In the absence of a direct threat to security nation states seek to increase their own power and influence, and to minimize the influence of any dominant or potentially dominant power, known as a hegemon.

Since 1991 we have lived in an era of American hegemony. Whether or not we directly threaten a nation state or not, the inclination of lesser powers has been to commence balancing against American power, to preserve their own freedom of maneuver. These lesser or regional powers include the obvious candidates, China, Iran, North Korea and even Russia. But the list also includes our allies. The European Union, under the leadership of France and Germany seeks to lessen American influence.

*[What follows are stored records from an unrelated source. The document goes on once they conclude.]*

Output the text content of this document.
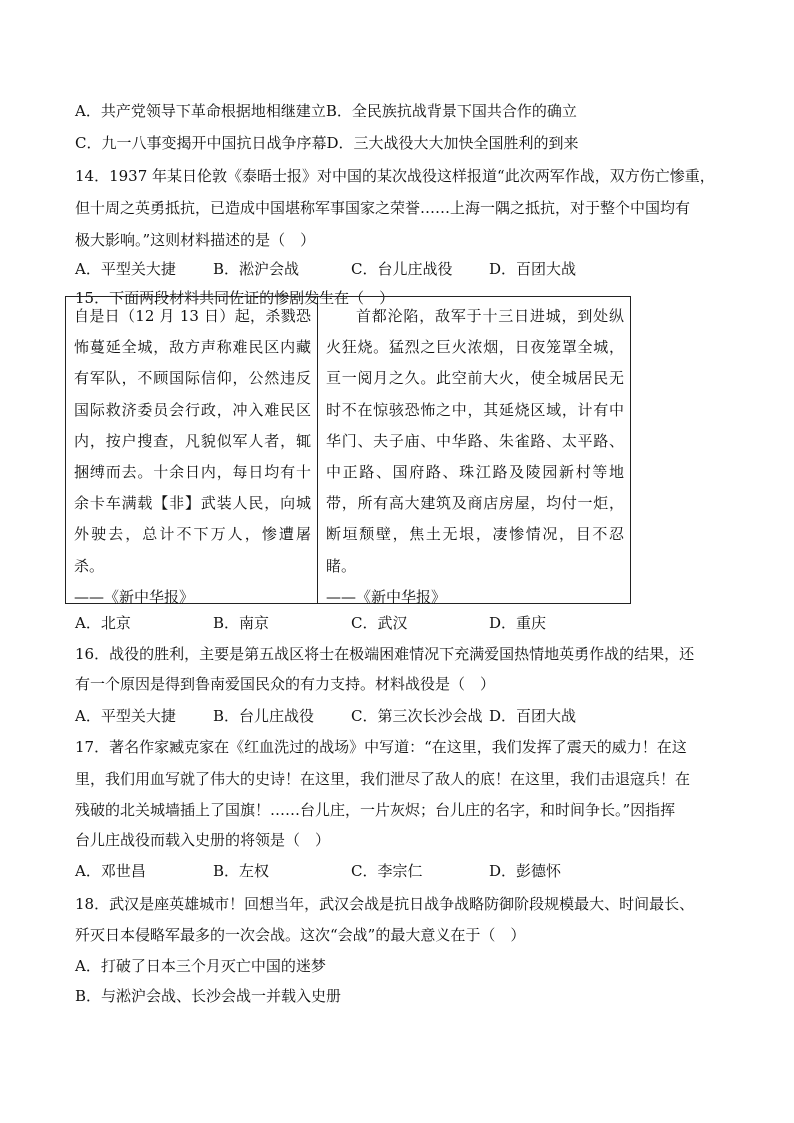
A．共产党领导下革命根据地相继建立B．全民族抗战背景下国共合作的确立
C．九一八事变揭开中国抗日战争序幕D．三大战役大大加快全国胜利的到来
14．1937 年某日伦敦《泰晤士报》对中国的某次战役这样报道“此次两军作战，双方伤亡惨重，
但十周之英勇抵抗，已造成中国堪称军事国家之荣誉……上海一隅之抵抗，对于整个中国均有
极大影响。”这则材料描述的是（　）
A．平型关大捷	B．淞沪会战	C．台儿庄战役	D．百团大战
15．下面两段材料共同佐证的惨剧发生在（　）

自是日（12 月 13 日）起，杀戮恐怖蔓延全城，敌方声称难民区内藏有军队，不顾国际信仰，公然违反国际救济委员会行政，冲入难民区内，按户搜查，凡貌似军人者，辄捆缚而去。十余日内，每日均有十余卡车满载【非】武装人民，向城外驶去，总计不下万人，惨遭屠杀。

——《新中华报》

首都沦陷，敌军于十三日进城，到处纵火狂烧。猛烈之巨火浓烟，日夜笼罩全城，亘一阅月之久。此空前大火，使全城居民无时不在惊骇恐怖之中，其延烧区域，计有中华门、夫子庙、中华路、朱雀路、太平路、中正路、国府路、珠江路及陵园新村等地带，所有高大建筑及商店房屋，均付一炬，断垣颓壁，焦土无垠，凄惨情况，目不忍睹。

——《新中华报》

A．北京	B．南京	C．武汉	D．重庆
16．战役的胜利，主要是第五战区将士在极端困难情况下充满爱国热情地英勇作战的结果，还
有一个原因是得到鲁南爱国民众的有力支持。材料战役是（　）
A．平型关大捷	B．台儿庄战役	C．第三次长沙会战 D．百团大战
17．著名作家臧克家在《红血洗过的战场》中写道：“在这里，我们发挥了震天的威力！在这
里，我们用血写就了伟大的史诗！在这里，我们泄尽了敌人的底！在这里，我们击退寇兵！在
残破的北关城墙插上了国旗！……台儿庄，一片灰烬；台儿庄的名字，和时间争长。”因指挥
台儿庄战役而载入史册的将领是（　）
A．邓世昌	B．左权	C．李宗仁	D．彭德怀
18．武汉是座英雄城市！回想当年，武汉会战是抗日战争战略防御阶段规模最大、时间最长、
歼灭日本侵略军最多的一次会战。这次“会战”的最大意义在于（　）
A．打破了日本三个月灭亡中国的迷梦
B．与淞沪会战、长沙会战一并载入史册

The “Atlantic Union” consists entirely of democracies. Even in a post Soviet era we share mainly overlapping security interests. So why should our allies be balancing against us? Answers from abroad generally include phrases like, “American arrogance,” or “unilateral policy” or “irresponsible.” The bottom line is that nation states like humans resist limitations on their freedoms. States naturally seek to reduce the power of any state that can dominate international politics. It’s never easy being number one, even one’s friends can become resentful and jealous.

This also explains why Britain and the recently freed nations of eastern Europe have chosen to stand with us. They feel more threatened by nearby German and French primacy in Europe, than by America’s global ascendancy. They are in fact counterbalancing the western European mainstream.

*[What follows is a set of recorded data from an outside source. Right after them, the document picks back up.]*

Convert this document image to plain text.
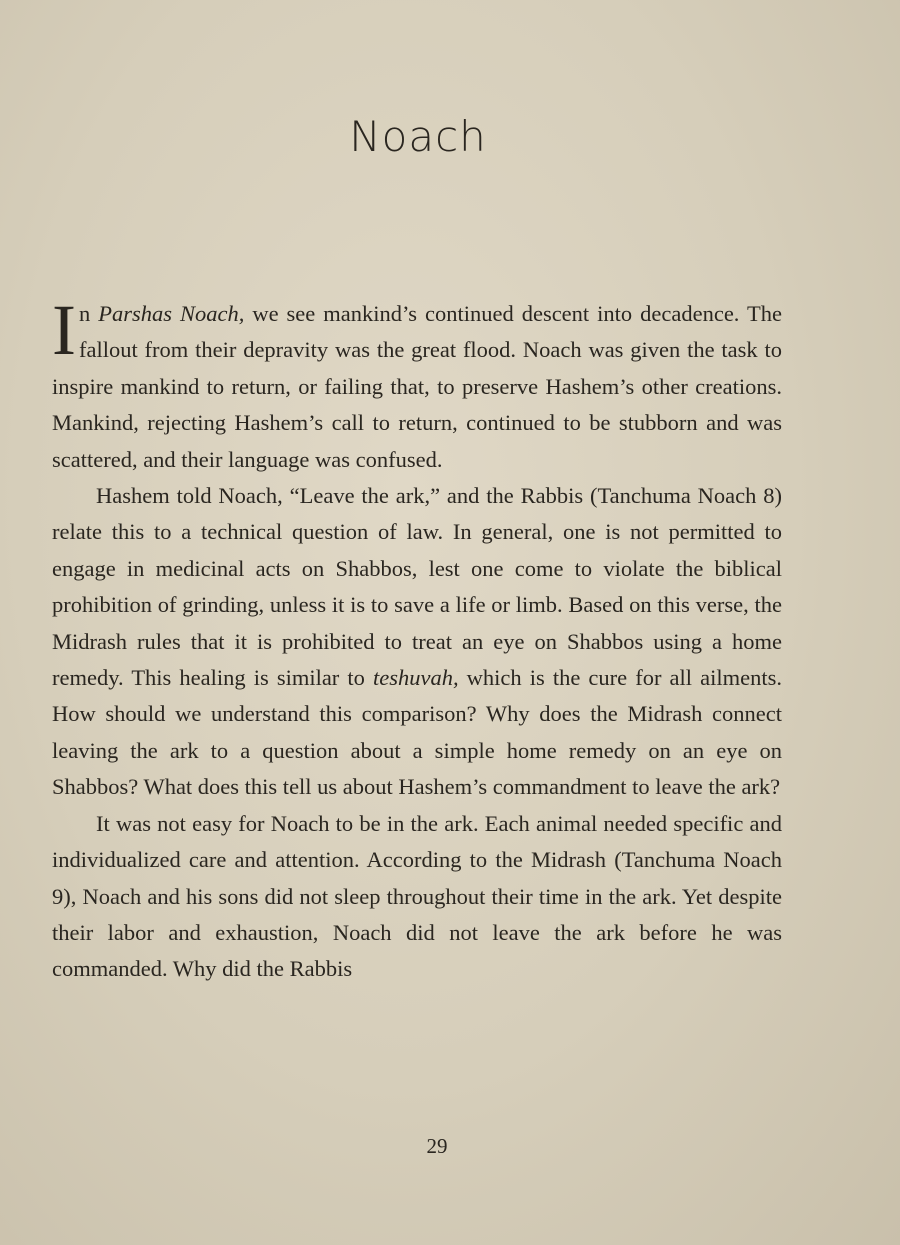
Noach

In Parshas Noach, we see mankind’s continued descent into decadence. The fallout from their depravity was the great flood. Noach was given the task to inspire mankind to return, or failing that, to preserve Hashem’s other creations. Mankind, rejecting Hashem’s call to return, continued to be stubborn and was scattered, and their language was confused.

Hashem told Noach, “Leave the ark,” and the Rabbis (Tanchuma Noach 8) relate this to a technical question of law. In general, one is not permitted to engage in medicinal acts on Shabbos, lest one come to violate the biblical prohibition of grinding, unless it is to save a life or limb. Based on this verse, the Midrash rules that it is prohibited to treat an eye on Shabbos using a home remedy. This healing is similar to teshuvah, which is the cure for all ailments. How should we understand this comparison? Why does the Midrash connect leaving the ark to a question about a simple home remedy on an eye on Shabbos? What does this tell us about Hashem’s commandment to leave the ark?

It was not easy for Noach to be in the ark. Each animal needed specific and individualized care and attention. According to the Midrash (Tanchuma Noach 9), Noach and his sons did not sleep throughout their time in the ark. Yet despite their labor and exhaustion, Noach did not leave the ark before he was commanded. Why did the Rabbis

29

These minor acts of balancing may indicate a significant shift in global alignments. Western Europeans, who today spend far less on defense then America don’t see threats in the same terms we do. Europeans have indicated that they no longer feel indebted to American power for their security.

Globalization theorists like Friedman and Barnett have down played classic realism with its emphasis on balancing. They assert that economic linkages between nation, globalization, and trade have reduced the likelihood of war between developed nations, and their near peers and trading partners. There may be something to the idea that nations with serious economic interdependencies are not likely to go to war. China indeed may never want to fight a war with the US. But globalization theorists need to remember that the most recent global power struggle included serious balancing efforts, but no great power war.

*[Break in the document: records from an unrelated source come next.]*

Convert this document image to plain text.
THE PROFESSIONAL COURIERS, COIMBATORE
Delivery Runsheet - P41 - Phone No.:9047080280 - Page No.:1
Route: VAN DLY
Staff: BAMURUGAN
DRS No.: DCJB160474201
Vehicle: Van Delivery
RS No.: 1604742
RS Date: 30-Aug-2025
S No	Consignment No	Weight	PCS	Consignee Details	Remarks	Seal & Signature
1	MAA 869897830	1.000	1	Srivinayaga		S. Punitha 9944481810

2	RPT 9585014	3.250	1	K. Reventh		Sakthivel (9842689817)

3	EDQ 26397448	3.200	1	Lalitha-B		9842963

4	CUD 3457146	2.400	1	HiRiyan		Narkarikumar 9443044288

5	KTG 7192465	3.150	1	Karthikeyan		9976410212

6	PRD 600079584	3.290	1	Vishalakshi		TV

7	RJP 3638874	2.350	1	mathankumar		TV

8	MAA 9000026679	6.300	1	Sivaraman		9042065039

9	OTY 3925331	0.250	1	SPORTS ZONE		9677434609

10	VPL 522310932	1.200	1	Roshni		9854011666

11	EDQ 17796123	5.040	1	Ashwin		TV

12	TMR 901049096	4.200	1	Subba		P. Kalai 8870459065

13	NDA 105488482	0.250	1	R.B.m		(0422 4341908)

For almost fifty years the US and the Soviet Union waged a serious competition for global supremacy, without fighting a war. Balancing, alliances, economic competition, espionage, and other tactics were the means of fighting the cold war. While one should not expect a cold war with Europe or even China, it is best to remember the limitations of globalization. It may even be that Europe and China may wish to preserve American hegemony in the globalizing world. But if they do, they will seek to constrain that hegemony, to rein our power as tightly as possible, while at the same time trying to shape it to their own ends.

So today, knowing how important the mission against al-Quaeda and Taliban holdouts in Afghanistan is, our allies refuse to actively participate. They would rather see a powerful America stretched a little thin. By doing so they constrain our efforts in Iraq. They gain a greater voice in negotiations with Iran. A game in which they are willing to allow the Iranians more points than is in our interest. So now the Iranians too are able to balance American power, and with the complicity of our own so called allies. Who said balance of power politics are dead?